戸車

 なんてことだ、4人で首を傾げたが、あり得ないことはあり得ないのだから誰かが意図的にしたか意図的に見落としたかだ。でももう20年以上使ってきているから、当事者を特定は出来ないし、いつ誰に頼んだなかなども忘れている。 薬局の入り口の自動扉がギイギイ音がして誰の目にも、いや耳にも故障していることが分かる。機械好きの何人かの男性に指摘された。みんな気がついているだろうが、口に出すか出さないかだけの違いだと思う。内装工事のついでに自動扉の不具合も見てもらった。業者が戸をはずして戸の底を見て驚きの声をあげた。「戸車がなくなっている」3人とも、言っている意味が分からなかった。あんなに大きな戸車が、僅か数㎜の隙間から出てくるはずがない。たとえ壊れたにしても数センチはゆうにある金属製のものがミリ単位に都合よく壊れるはずがない。「この扉はいつはずしました?」と聞かれてすぐに答えられるわけがない。何となく一度それこそ今回と同じような調子になって専門の業者に治してもらった記憶がある。専門と言ってもすでに当初取り付けてもらった業者が倒産して辞めていたから新しい業者にやってもらっているはずだ。どうしてその業者を見つけたのか、誰かの紹介だったのか忘れたが、なんてことだと呆れた。まさか新築の時に真新しい戸車がなかったとは考えられないので、途中の修理の時にはずしたままセットしたのだろう。

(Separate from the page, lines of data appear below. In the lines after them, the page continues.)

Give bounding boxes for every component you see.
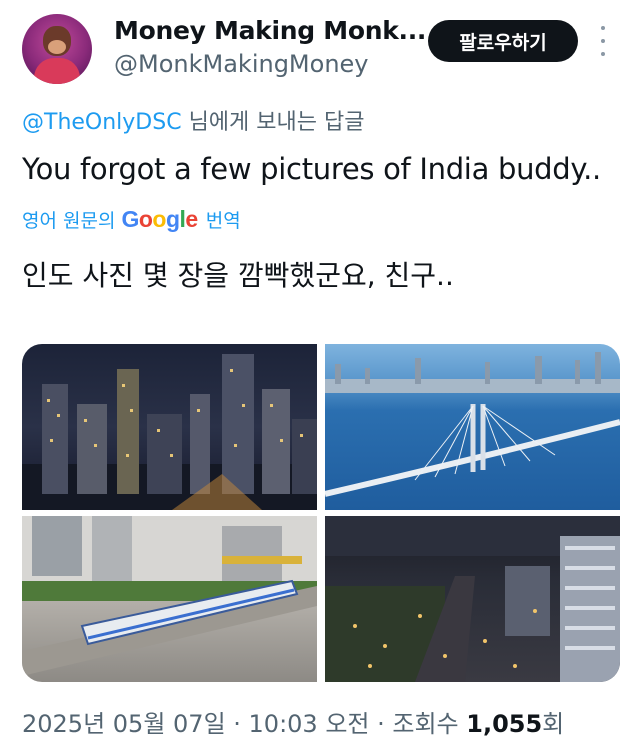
google-letter: g — [165, 206, 180, 232]
more-dot — [601, 39, 605, 43]
view-suffix: 회 — [542, 710, 565, 738]
photo-city-night-aerial-art — [325, 516, 620, 682]
photo-metro-train-art — [22, 516, 317, 676]
photo-sea-link-bridge[interactable] — [325, 344, 620, 510]
photo-city-night-skyline[interactable] — [22, 344, 317, 510]
user-handle[interactable]: @MonkMakingMoney — [114, 50, 369, 78]
google-logo: Google — [121, 206, 198, 233]
media-grid — [22, 344, 620, 682]
more-options-icon[interactable] — [598, 26, 608, 56]
follow-button[interactable]: 팔로우하기 — [428, 20, 578, 62]
reply-context: @TheOnlyDSC 님에게 보내는 답글 — [22, 104, 364, 136]
google-letter: o — [152, 206, 166, 232]
avatar[interactable] — [22, 14, 92, 84]
google-letter: e — [185, 206, 198, 232]
photo-sea-link-bridge-art — [325, 352, 620, 497]
tweet-text: You forgot a few pictures of India buddy… — [22, 152, 601, 186]
photo-city-night-aerial[interactable] — [325, 516, 620, 682]
reply-suffix: 님에게 보내는 답글 — [181, 110, 365, 135]
tweet-datetime[interactable]: 2025년 05월 07일 · 10:03 오전 · 조회수 — [22, 710, 466, 738]
tweet-meta: 2025년 05월 07일 · 10:03 오전 · 조회수 1,055회 — [22, 704, 564, 739]
avatar-shirt — [34, 58, 80, 84]
translation-prefix: 영어 원문의 — [22, 210, 116, 232]
google-letter: o — [138, 206, 153, 232]
photo-city-night-skyline-art — [22, 354, 317, 510]
display-name[interactable]: Money Making Monk... — [114, 16, 426, 45]
more-dot — [601, 52, 605, 56]
translation-attribution[interactable]: 영어 원문의 Google 번역 — [22, 206, 241, 233]
more-dot — [601, 26, 605, 30]
photo-metro-train[interactable] — [22, 516, 317, 682]
view-count: 1,055 — [466, 710, 543, 738]
avatar-muzzle — [48, 40, 66, 54]
translated-text: 인도 사진 몇 장을 깜빡했군요, 친구.. — [22, 259, 454, 292]
google-letter: G — [121, 206, 139, 232]
reply-mention-link[interactable]: @TheOnlyDSC — [22, 110, 182, 135]
translation-suffix: 번역 — [205, 210, 241, 232]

作業現場を見張るほどお節介ではないので完全に任せきりだが、そうした自分の気性が若干悔やまれる。  僕は新しい自動扉に替えないといけないことは覚悟していたのだが、内装業者と自動扉の業者の人がなんとか治す方法はないかと話し始めた。工具や油を車から降ろして不都合を一つずつ潰していってくれた。そして戸車さえ替えれば充分使えるという結論に達してくれた。他の現場が終わってからやって来てくれたので夜の10時頃だったが、日当も出ないような結論に至ったことが気の毒だった。  実は今回娘達が小さな改装を考えたときに依頼したのが、井戸を掘る会社の社長なのだ。専門外のことだが、何となく建築業者と繋がっているのではないかと考えた。案の定すぐに信頼できる人って言うことで若い内装業者を紹介してくれた。それからは若い彼に全てを任せてやってもらったのだが、彼の連れてくる職人達も又ごまかしがなかった。今まで薬局と住居を2回に分けて建ててもらったが、不満がかなり残るものだった。いい人はおおむねいい人に繋がっているものだと、今回の改装を通して感じた。その逆も当然あり得るわけで、前者に遭遇した場合の感動は心地よい。ちょっとしたことがちょとしたことにならないのなら、必ず前者であって欲しい。